*L’esprit de l’escalier (en francés: ‘el ingenio de la escalera’) es una expresión francesa que describe el acto de pensar en una respuesta cuando es demasiado tarde para darla. Este fenómeno viene usualmente acompañado de una sensación de pesar y arrepentimiento, una “consciencia intranquila”.

Sucedió la semana pasada, tras un curso para una multinacional de las fragancias. En las sesiones, además de hablar sobre el mensaje, la estructura, la comunicación en escena y la conexión con el público, incluíamos un apartado sobre PowerPoint y cómo hacer un uso efectivo de él.

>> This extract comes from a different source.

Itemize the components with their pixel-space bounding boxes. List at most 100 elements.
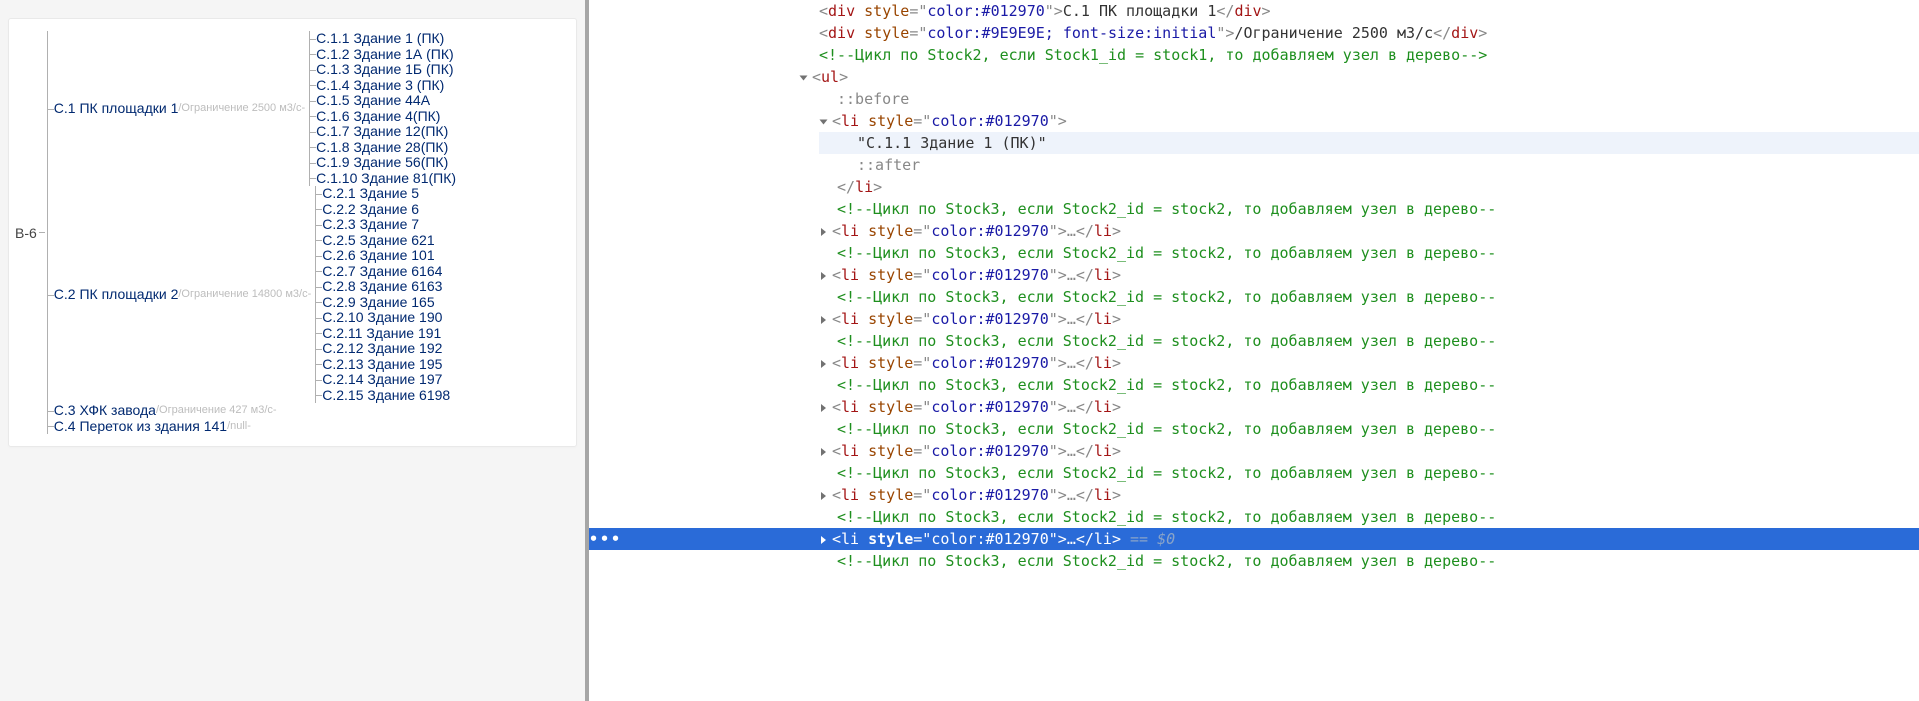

Salí satisfecho del centro, así que la autopercepción al respecto es buena. Sin embargo, de poco vale ese gozo sin la opinión de los participantes, así que repartí los cuestionarios de rigor tras terminar el curso.

En una de las encuestas aparecía el siguiente comentario:

“El curso no ha estado adaptado a la realidad de nuestra empresa. El apartado de PowerPoint era innecesario, porque normalmente no los hacemos nosotros.

¡Qué rabia! ¡Esa participante no había entendido nada!

Te digo que me dio rabia. Así, sin anestesia, tal cual. Y mi reacción, arranque natural donde los haya, fue pasar a la defensiva.

Soy eficaz pero lento con mi inteligencia emocional. Cuando pensé en ello un par de minutos entendí que realmente me enfurecía no haber realizado bien mi trabajo. Tenía argumentos y explicaciones para ello, pero no las di a tiempo.

Ya sé que solo es un comentario entre doce y que las demás observaciones del grupo fueron positivas, pero a veces nos empecinamos en fijarnos en el error, lo disconforme y lo diferente.  Y no evado la responsabilidad de no haberle aclarado que la presentación es un todo del que un presentador es el director de una orquesta de elementos.

Cuando Aleksandar Marković -en la foto- coge la batuta y está al mando de la orquesta, él es el responsable del resultado. Estoy seguro que nunca en su carrera ha pensado “yo no necesito saber componer, si las partituras ya me las dan hechas”. Y aunque, efectivamente, trabaje con piezas que han compuesto otros, él debe tener criterio suficiente para reconocerlas, crear un repertorio, analizarlas y transmitirlas como fueron sentidas.

Quizá te prepare el contenido otra persona, quizá el PowerPoint lo monta un experto como los de nuestra compañía, quizá alguien se ocupará de la puesta a punto de los medios técnicos. Incluso hay quien puede ocuparse de tu imagen. Pero tú serás quien dé la cara por ello.

Es más: tú recogerás los éxitos o fracasos de la suma de esos elementos.

Ojalá me leyera aquella participante y pudiera decirle que…

Si no confeccionas tu PowerPoint, deberías contarle cómo lo quieres a quien lo elabore. Tus slides forman parte de tu historia, no pueden trabajarse de manera independiente para juntarlos al final pensando que funcionarán como por arte de magia.

Si no confeccionas tu PowerPoint porque tu nivel jerárquico te permite delegarlo, deberías poseer criterio suficiente para recibirlo y saber si debe mejorarse. ¿O defenderás cualquier cosa que te entreguen porque no tienes conocimientos para valorar su calidad?

Si no confeccionas tu PowerPoint, porque hoy tu realidad es esa, jamás descartes aprender a crearlos. El conocimiento es una inversión segura, y quién sabe si en otros puestos, proyectos o (toquemos madera) empresas, necesites saber componer PowerPoint impactantes con un acabado profesional y no tengas a nadie en quien descargar esa labor.

Ojalá me leyera aquella participante e hiciera este aprendizaje.

Yo, por mi parte, he hecho el mío: de ahora en adelante enfatizaré en aclarar que si quieres triunfar con tus presentaciones, estructures o no tus PowerPoint, puedes delegar ciertas tareas, pero nunca podrás delegar la responsabilidad.

A fin de cuentas, la cara que hay en juego siempre que sales a escena es la tuya.